Vano riassumere qui la trama di ‘28 anni dopo’, un film che ha la complessità e l’eleganza di una cattedrale. A Boyle e Garland non interessa più nulla della dimensione materiale del survival, ma solo di quella spirituale. ‘28 anni dopo’ è un film avvincente eppure tutto simbolico, il viaggio di Spike diventa una sorta di ‘Cuore di tenebra’ al contrario, dove al fondo dell’orrore non ci sono la morte e la follia di Kurtz, ma la speranza e la salvezza forse incarnate dal misterioso dottor Kerson (Ralph Fiennes).

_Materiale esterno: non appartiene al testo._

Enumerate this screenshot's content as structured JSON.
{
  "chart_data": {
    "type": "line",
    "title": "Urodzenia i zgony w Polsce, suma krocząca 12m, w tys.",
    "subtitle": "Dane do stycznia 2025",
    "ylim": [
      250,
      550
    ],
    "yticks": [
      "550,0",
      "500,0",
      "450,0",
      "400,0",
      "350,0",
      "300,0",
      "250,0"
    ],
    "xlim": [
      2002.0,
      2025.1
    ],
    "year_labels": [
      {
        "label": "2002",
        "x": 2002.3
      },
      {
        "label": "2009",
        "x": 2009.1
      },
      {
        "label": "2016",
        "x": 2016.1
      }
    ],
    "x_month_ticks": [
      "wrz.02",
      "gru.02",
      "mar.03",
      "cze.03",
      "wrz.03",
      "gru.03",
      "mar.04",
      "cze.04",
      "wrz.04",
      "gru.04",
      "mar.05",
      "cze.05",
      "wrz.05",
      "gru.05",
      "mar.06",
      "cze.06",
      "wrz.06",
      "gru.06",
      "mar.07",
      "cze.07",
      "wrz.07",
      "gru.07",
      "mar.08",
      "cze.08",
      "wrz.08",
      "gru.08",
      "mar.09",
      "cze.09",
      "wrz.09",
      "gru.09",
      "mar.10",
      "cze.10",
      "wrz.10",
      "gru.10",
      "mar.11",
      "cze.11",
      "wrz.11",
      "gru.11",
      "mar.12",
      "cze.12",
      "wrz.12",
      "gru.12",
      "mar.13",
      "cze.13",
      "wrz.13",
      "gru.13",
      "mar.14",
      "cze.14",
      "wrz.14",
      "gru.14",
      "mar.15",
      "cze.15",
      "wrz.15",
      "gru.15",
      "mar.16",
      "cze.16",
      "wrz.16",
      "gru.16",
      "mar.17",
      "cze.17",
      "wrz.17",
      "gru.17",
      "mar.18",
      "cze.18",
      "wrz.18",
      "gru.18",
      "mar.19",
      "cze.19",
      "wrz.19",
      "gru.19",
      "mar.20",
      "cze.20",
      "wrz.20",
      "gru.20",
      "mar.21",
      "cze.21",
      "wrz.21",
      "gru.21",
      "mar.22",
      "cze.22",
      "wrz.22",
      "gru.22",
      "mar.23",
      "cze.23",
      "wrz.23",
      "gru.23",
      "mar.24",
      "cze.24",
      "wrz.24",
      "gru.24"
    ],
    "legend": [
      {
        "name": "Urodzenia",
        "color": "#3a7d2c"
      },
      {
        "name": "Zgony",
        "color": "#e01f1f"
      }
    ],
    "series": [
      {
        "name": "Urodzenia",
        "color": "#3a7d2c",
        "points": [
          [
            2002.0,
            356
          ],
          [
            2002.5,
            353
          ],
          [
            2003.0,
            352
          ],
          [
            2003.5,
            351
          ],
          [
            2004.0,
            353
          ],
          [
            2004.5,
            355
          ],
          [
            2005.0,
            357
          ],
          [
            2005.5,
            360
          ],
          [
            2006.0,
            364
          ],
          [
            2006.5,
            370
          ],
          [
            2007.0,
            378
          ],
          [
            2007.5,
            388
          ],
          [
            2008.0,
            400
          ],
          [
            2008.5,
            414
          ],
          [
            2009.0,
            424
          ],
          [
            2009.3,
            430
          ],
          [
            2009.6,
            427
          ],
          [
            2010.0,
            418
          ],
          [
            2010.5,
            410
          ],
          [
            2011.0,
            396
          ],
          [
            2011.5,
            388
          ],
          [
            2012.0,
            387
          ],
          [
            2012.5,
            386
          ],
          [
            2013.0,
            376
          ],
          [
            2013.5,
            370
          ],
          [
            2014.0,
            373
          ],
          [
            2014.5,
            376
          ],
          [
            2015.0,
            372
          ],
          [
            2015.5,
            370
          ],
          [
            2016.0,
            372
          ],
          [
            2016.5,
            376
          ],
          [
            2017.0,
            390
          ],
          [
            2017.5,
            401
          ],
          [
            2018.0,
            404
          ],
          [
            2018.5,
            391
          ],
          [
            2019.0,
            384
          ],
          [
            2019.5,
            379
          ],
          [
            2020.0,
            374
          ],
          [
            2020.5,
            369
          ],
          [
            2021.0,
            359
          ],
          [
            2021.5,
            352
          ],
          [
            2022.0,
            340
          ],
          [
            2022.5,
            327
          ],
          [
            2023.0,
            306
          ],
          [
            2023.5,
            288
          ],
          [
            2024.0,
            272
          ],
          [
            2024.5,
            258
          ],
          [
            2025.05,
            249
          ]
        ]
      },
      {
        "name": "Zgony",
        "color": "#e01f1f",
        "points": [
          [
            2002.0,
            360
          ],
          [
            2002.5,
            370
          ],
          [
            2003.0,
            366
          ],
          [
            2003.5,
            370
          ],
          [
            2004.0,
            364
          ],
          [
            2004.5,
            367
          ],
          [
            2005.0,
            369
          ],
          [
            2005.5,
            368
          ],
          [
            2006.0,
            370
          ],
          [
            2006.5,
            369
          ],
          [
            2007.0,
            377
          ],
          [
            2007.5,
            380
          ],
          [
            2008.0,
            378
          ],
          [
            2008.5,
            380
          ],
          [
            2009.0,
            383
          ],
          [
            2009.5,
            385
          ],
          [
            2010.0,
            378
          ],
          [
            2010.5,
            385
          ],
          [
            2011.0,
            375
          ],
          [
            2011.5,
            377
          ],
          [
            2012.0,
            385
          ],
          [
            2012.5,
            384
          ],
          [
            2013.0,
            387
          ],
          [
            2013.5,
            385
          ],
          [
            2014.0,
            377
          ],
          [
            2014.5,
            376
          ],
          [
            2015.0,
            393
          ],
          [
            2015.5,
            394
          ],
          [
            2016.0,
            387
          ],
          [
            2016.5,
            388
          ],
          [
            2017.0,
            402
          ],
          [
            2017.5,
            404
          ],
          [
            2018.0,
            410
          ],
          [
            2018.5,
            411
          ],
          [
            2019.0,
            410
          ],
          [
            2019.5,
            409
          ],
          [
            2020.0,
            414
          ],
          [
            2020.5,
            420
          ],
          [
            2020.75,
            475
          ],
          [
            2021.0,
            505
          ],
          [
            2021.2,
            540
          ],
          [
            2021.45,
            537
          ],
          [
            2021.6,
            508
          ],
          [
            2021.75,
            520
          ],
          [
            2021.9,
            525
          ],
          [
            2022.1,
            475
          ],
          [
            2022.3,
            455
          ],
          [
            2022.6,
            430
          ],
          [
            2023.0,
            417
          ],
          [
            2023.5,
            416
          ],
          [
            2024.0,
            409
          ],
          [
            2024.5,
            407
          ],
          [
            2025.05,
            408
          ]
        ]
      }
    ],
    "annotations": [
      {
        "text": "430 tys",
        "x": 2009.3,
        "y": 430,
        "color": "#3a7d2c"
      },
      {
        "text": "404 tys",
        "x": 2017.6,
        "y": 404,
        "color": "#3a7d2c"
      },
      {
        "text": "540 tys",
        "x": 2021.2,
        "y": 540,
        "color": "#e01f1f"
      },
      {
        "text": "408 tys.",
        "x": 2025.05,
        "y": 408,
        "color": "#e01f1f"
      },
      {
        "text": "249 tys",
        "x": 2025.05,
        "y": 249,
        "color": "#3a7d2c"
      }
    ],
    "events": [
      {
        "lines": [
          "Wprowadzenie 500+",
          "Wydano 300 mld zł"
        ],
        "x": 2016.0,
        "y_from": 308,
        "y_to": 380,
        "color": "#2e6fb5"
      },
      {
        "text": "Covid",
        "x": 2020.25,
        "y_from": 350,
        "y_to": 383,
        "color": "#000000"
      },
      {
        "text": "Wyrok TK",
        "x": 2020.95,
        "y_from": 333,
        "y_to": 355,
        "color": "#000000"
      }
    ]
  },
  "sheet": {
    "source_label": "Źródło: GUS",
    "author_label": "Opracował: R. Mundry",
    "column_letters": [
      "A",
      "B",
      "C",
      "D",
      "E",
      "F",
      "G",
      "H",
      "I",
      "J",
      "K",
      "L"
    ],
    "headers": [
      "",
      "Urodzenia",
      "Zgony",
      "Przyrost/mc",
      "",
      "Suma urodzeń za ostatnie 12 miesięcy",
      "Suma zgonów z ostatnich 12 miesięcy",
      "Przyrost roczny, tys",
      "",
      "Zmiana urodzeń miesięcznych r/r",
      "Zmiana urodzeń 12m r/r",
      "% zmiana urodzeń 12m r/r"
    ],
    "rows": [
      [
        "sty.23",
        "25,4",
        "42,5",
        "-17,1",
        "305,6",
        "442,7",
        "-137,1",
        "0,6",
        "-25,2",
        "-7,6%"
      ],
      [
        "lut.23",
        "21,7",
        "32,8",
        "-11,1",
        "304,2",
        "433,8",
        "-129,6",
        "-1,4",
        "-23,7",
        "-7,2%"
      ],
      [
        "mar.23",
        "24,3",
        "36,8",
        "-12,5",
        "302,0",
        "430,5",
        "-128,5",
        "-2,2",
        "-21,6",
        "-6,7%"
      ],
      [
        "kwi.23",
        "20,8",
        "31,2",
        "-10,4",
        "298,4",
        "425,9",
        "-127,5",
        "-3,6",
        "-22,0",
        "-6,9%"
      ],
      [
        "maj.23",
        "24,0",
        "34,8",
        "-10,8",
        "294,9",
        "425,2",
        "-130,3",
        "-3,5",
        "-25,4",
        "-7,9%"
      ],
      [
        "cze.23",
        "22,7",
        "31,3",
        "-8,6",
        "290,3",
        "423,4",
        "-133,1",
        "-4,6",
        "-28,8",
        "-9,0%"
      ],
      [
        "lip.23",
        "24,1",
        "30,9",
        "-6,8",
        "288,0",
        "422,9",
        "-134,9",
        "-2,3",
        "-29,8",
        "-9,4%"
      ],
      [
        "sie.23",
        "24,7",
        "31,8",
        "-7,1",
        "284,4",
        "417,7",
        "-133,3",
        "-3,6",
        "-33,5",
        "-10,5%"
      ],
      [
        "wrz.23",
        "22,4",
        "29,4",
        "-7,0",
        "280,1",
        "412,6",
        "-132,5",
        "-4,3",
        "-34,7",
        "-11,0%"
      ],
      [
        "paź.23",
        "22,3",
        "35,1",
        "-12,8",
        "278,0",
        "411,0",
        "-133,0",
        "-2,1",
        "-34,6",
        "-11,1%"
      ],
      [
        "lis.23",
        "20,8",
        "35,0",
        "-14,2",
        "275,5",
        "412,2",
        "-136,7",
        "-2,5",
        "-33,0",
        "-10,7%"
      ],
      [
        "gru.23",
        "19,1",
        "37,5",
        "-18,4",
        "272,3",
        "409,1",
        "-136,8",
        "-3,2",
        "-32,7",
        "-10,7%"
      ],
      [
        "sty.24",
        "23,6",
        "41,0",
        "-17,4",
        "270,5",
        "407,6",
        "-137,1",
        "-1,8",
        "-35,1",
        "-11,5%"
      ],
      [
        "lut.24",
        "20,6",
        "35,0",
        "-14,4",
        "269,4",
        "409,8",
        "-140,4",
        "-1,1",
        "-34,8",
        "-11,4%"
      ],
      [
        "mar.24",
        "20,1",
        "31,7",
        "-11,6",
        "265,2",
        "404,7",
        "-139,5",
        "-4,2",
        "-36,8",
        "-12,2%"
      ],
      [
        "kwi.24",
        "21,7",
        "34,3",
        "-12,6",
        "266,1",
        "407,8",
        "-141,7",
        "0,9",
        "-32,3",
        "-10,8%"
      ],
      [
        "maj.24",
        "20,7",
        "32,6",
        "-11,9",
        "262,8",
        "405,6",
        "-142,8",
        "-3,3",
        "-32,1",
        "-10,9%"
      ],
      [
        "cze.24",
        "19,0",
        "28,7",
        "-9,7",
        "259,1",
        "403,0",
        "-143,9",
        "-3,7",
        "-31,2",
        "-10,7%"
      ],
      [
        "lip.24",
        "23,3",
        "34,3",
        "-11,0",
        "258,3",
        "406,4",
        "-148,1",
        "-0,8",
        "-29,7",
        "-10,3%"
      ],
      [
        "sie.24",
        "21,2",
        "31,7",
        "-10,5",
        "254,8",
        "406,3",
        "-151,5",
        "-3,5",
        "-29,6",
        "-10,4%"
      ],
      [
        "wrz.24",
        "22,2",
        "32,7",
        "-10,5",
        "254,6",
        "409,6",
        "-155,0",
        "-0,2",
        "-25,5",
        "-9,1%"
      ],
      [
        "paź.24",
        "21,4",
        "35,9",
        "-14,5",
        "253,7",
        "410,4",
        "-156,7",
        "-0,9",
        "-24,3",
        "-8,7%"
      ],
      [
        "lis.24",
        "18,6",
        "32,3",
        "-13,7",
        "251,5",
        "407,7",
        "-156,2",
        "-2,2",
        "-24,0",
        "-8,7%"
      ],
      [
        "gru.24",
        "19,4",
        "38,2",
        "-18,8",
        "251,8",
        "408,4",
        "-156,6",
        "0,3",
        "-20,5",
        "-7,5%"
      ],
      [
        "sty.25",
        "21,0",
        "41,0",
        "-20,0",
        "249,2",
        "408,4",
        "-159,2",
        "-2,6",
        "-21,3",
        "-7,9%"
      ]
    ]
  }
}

Con un utilizzo godardiano e riuscitissimo delle immagini di repertorio, ‘28 anni dopo’ è un film di viaggi nel tempo e un film psicanalitico, nel quale passato (gli infetti che somigliano sempre di più a uomini primitivi), presente (la spartana comunità di reduci in cui Spike è nato e cresciuto) e futuro (un naufrago svedese che viene da una civiltà paragonabile alla nostra, con tanto di smartphone che “presto sarà un mattone”) dell’umanità coesistono, si contaminano come nell’inconscio freudiano, si parlano attraverso archetipi invece junghiani: l’Eroe, la Madre, il Padre, il Saggio. Ne consegue un monito attualissimo, sul pericolo del fallimento della nostra intera cultura – dalla religione al cinema stesso, dalla mitologia alla techné fallica delle armi, qui complessivamente incarnati nella figura del Padre – che invece di cercare la verità la rifugge (“Papà mente! Mentono tutti!” grida Spike prima di abbandonare la comunità) e che rifiutando la verità fondamentale della morte non riesce più a vivere e ad amare, e per questo rischia di estinguersi. Questo rende così paradossale e toccante il viaggio di Spike: perfino dopo l’apocalisse, un giovane uomo deve disfarsi di una cultura che mistifica la propria paura per coraggio per potersi avvicinare alla verità e all’amore.
Primo capitolo di una nuova annunciata trilogia, ‘28 anni dopo’ porta il franchise a un altro livello, ed è uno dei film inglesi più importanti degli ultimi anni. Imperdibile.